The letter also included concerns about diversity. More difficult standards could keep minority students–who, on average, score lower on the Law School Admission Test–from being admitted to schools if officials fear they won’t pass the bar.
Most of California’s law school deans, a handful of deans from law schools with connections to historically black universities, and the deans of Harvard and Yale law schools all signed the letter.
At the same time, the ABA risks losing its authority to accredit schools if it does not pay greater attention to student achievement. In June, the National Advisory Committee on Institutional Quality and Integrity urged the Department of Education to suspend the association’s accreditation power for one year.
The ABA’s Council of the Section of Legal Education voted to adopt the proposal’s requirement changes in October, but the proposal must still pass through the House of Delegates. If they approve the new rule next month, it will apply to graduates taking the bar exam this July, part of a broader Department of Education crackdown on accreditors.
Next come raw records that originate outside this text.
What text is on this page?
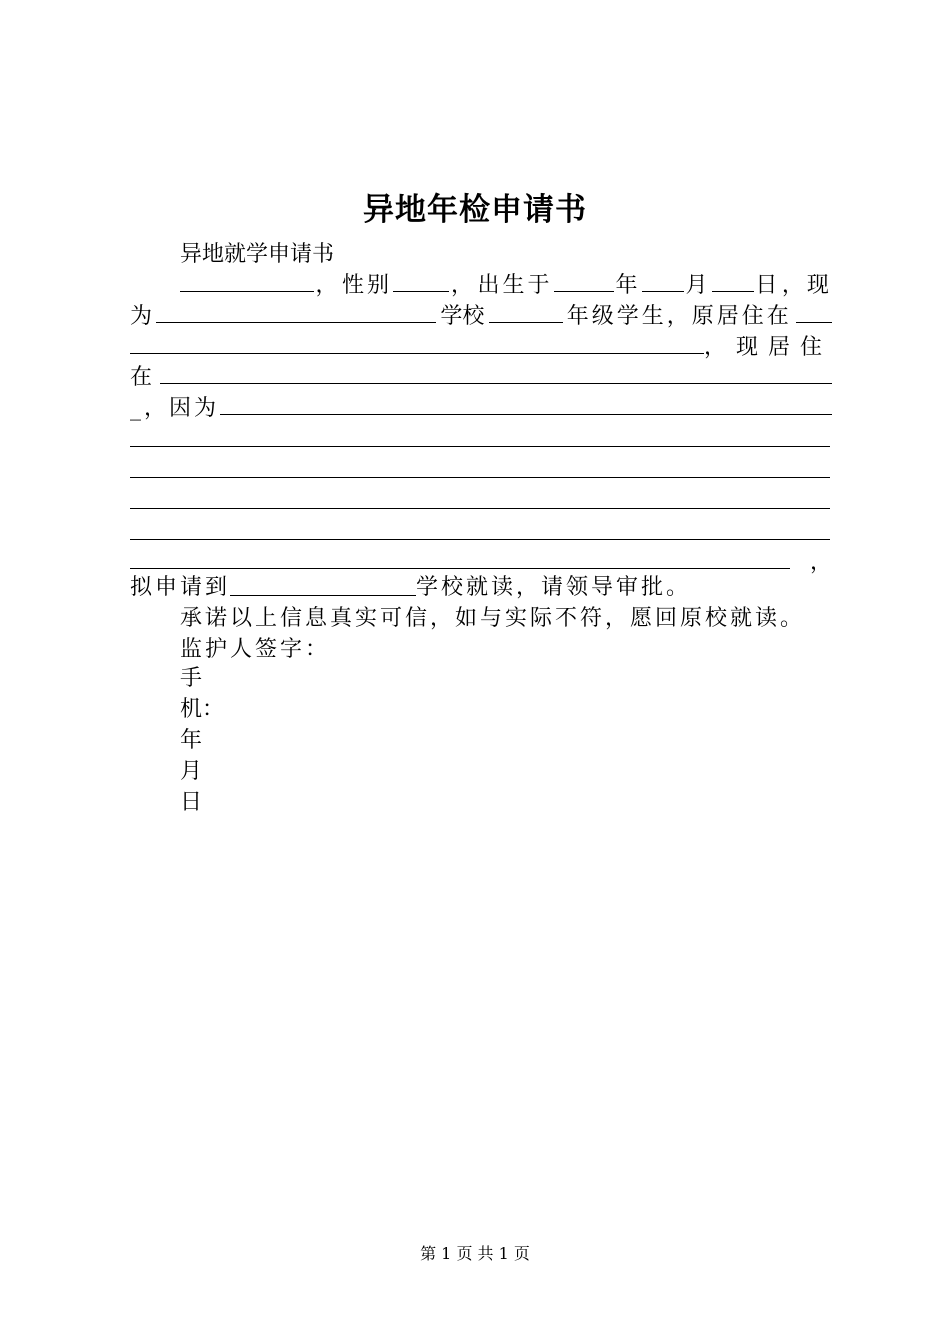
异地年检申请书
异地就学申请书
， 性别	， 出生于	年 月 日 ，现
为	学校	年级学生，原居住在
，现居住
在
_，因为
，
拟申请到	学校就读，请领导审批。
承诺以上信息真实可信，如与实际不符，愿回原校就读。
监护人签字：
手
机：
年
月
日
第 1 页 共 1 页
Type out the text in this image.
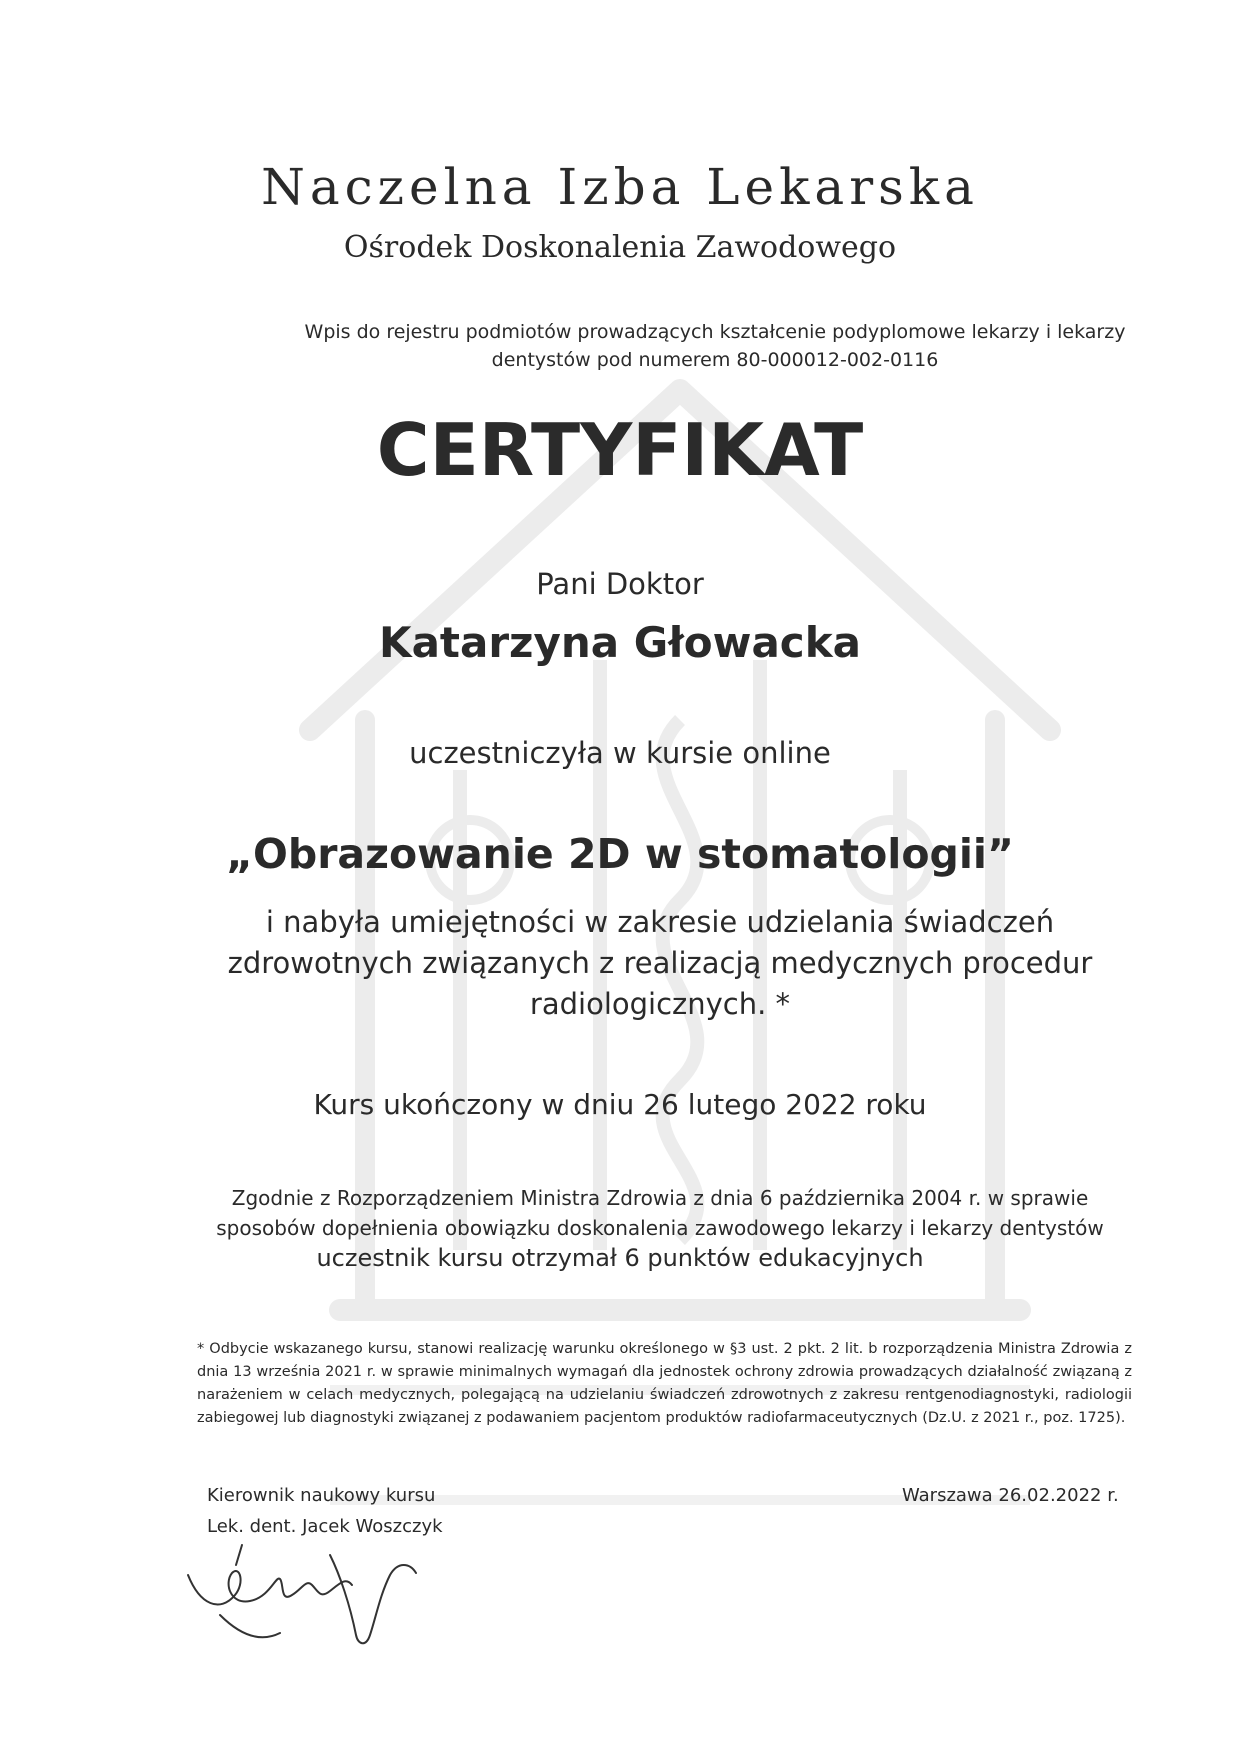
Naczelna Izba Lekarska
Ośrodek Doskonalenia Zawodowego
Wpis do rejestru podmiotów prowadzących kształcenie podyplomowe lekarzy i lekarzy dentystów pod numerem 80-000012-002-0116
CERTYFIKAT
Pani Doktor
Katarzyna Głowacka
uczestniczyła w kursie online
„Obrazowanie 2D w stomatologii”
i nabyła umiejętności w zakresie udzielania świadczeń zdrowotnych związanych z realizacją medycznych procedur radiologicznych. *
Kurs ukończony w dniu 26 lutego 2022 roku
Zgodnie z Rozporządzeniem Ministra Zdrowia z dnia 6 października 2004 r. w sprawie sposobów dopełnienia obowiązku doskonalenia zawodowego lekarzy i lekarzy dentystów
uczestnik kursu otrzymał 6 punktów edukacyjnych
* Odbycie wskazanego kursu, stanowi realizację warunku określonego w §3 ust. 2 pkt. 2 lit. b rozporządzenia Ministra Zdrowia z dnia 13 września 2021 r. w sprawie minimalnych wymagań dla jednostek ochrony zdrowia prowadzących działalność związaną z narażeniem w celach medycznych, polegającą na udzielaniu świadczeń zdrowotnych z zakresu rentgenodiagnostyki, radiologii zabiegowej lub diagnostyki związanej z podawaniem pacjentom produktów radiofarmaceutycznych (Dz.U. z 2021 r., poz. 1725).
Kierownik naukowy kursu
Lek. dent. Jacek Woszczyk
Warszawa 26.02.2022 r.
In a January 19 statement, the council’s managing director Barry Currier said, “There is no reason to delay the effectiveness of this new standard,” which he said the council has been discussing and revising for several years. “The fact remains that to become a lawyer in a jurisdiction, a law school graduate must pass that jurisdiction’s bar exam. The standard that the council adopted holds schools to meeting graduates’ expectations in the jurisdictions where the school’s graduates choose to locate,” Currier said.
He added that the council would continue working with state supreme courts, bar examiners, deans, and diversity groups to ensure diversity and fair exams. He also said the new standard “is not at odds with any of those concerns and objectives.”